To all visitors: Kalvos & Damian is now a historical site reflecting nonpop from 1995-2005. No updates have been made since a special program in 2015. |
By Kyle Gann
MONTPELIER -- Well, I've finally been to Woodstock. It was the Ought One festival in Montpelier, Vermont, billed as "the Woodstock of Nonpop," which, as you can imagine, compared to the original pop-music Woodstock about the way the lightning bug compares to lightning. I didn't get muddy, and no one took their clothes off that I knew about, but the enthusiasm about the music, if more quietly manifested, was nonetheless real. Ought One was the brainchild of Dennis Bathory-Kitsz and David Gunn, who, if you know your music circles, you'll recognize as the radio geniuses behind Kalvos and Damian, the most important Web site in new music, with an ASCAP award to attest to it (www.kalvos.org).

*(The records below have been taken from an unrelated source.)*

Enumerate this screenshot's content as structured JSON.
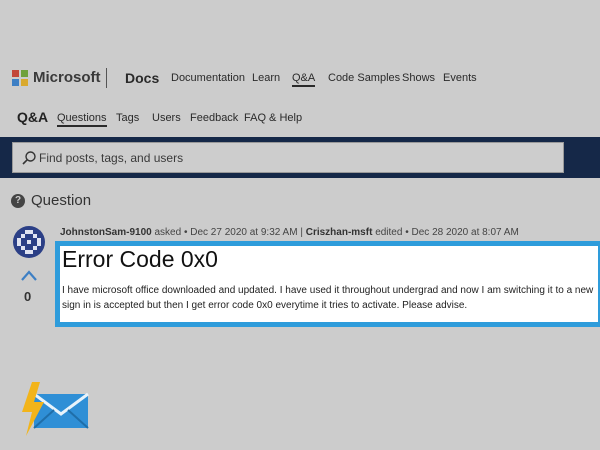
{
  "header": {
    "brand": "Microsoft",
    "product": "Docs",
    "nav": [
      "Documentation",
      "Learn",
      "Q&A",
      "Code Samples",
      "Shows",
      "Events"
    ],
    "active_nav": "Q&A"
  },
  "subnav": {
    "title": "Q&A",
    "items": [
      "Questions",
      "Tags",
      "Users",
      "Feedback",
      "FAQ & Help"
    ],
    "active": "Questions"
  },
  "search": {
    "placeholder": "Find posts, tags, and users"
  },
  "section": {
    "title": "Question"
  },
  "post": {
    "author": "JohnstonSam-9100",
    "asked_text": "asked",
    "asked_date": "Dec 27 2020 at 9:32 AM",
    "editor": "Criszhan-msft",
    "edited_text": "edited",
    "edited_date": "Dec 28 2020 at 8:07 AM",
    "votes": "0",
    "title": "Error Code 0x0",
    "body_line1": "I have microsoft office downloaded and updated. I have used it throughout undergrad and now I am switching it to a new",
    "body_line2": "sign in is accepted but then I get error code 0x0 everytime it tries to activate. Please advise."
  },
  "colors": {
    "background": "#cccccc",
    "search_band": "#152848",
    "highlight_border": "#2e9cdb",
    "ms_red": "#c2473a",
    "ms_green": "#6fa13c",
    "ms_blue": "#3d7fc4",
    "ms_yellow": "#d9a92e"
  }
}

I went as an invited participant, so it would be unseemly for me to write a regular evaluative review. But among the composers who descended on the place were enough New Yorkers to give the gig local interest, and I can hardly resist commenting on an event that taught me more about new music in two days than my New York concertgoing has taught me in the last two years. Kalvos and Damian have a refreshing way of avoiding the big, mainstream names in new music (you won't find Reich or Corigliano at Kalvos.org) and finding instead hordes of interesting young and old composers you've never heard of. In Ought One they threw 120 composers at us in 48 hours, quantities sufficient to ensure the emergence of new trends. Local Vermonters were prominent, along with many New Yorkers and West Coasters, plus a sizable contingent from Cologne, both German and American expatriates.
For instance, the solo instrumental piece with interactive electronics was everywhere. This is not a new genre, but it has acquired a new, more listenable sophistication. It used to be that somebody would play a few notes and the computer would respond with random-sounding gestures. Now, in pieces like Manfred Stahnke's Malaita, played by pianist Jennifer Hymer, the piano incited its own similar orchestral accompaniment bouncing around the room; and in Bathory-Kitsz's RatGeyser, for an electronic marimba called a MalletKat, Michael Manion's virtuoso plinking was translated into a myriad of glissandos. Even more prevalent were composers associated with the Bonk festival in Tampa, Florida—especially Bonk's hyperactive cofounder, Eric Lyons, whose Godzilla-like output devoured entire sections of Ought One. Uninhibitedly theatrical flutist Margaret Lancaster played works by many such composers, including Paul Reller and Rob Constable. Large swaths of Bonk music revealed an emerging collective style: long, meandering streams of consciousness with frequent pop music/pop culture references thrown in. The title alone of Reller's In Praise of Buddy Hackett conveys the tone.
Along with dozens of young composers I'd never heard, there were New Yorkers whose work seems little heard in the city these days. Notably, the collaborative Chansons de Bilitis by Eve Beglarian and Phil Kline had a mellow pop loveliness; keep an ear out for its eventual New York premiere. The piece that turned me to jelly, though, was A cappella, by John McGuire, recently resident in New York after decades in Cologne. With impassioned expressiveness, soprano Beth Griffith sang syncopated vowel sounds over a sparkling electronic background, medieval but vibrant in its contrapuntal austerity. It compelled the kind of ecstasy that Arvo Part's music only vaguely suggests.
A cappella, it turns out, has been played in New York, but had slipped beneath my radar. That's the value of a festival like this: to create an atmosphere in which you have no idea what you'll hear next, and to bring together such diverse elements that new connections take place. We no longer have any equivalent in New York. You certainly won't find that feeling in Fred Sherry's smugly homogenous Great Day in Uptown festival. Ten years ago you would have found it on Bang on a Can, before they stripped down to the same dozen composers every year and became the Let 'Em Eat Cake festival. The last couple of years I had come to conclude that new music was truly in a lull, and that nothing new was turning up. Funny that I had to leave New York for sleepy little Montpelier to learn how mistaken I was.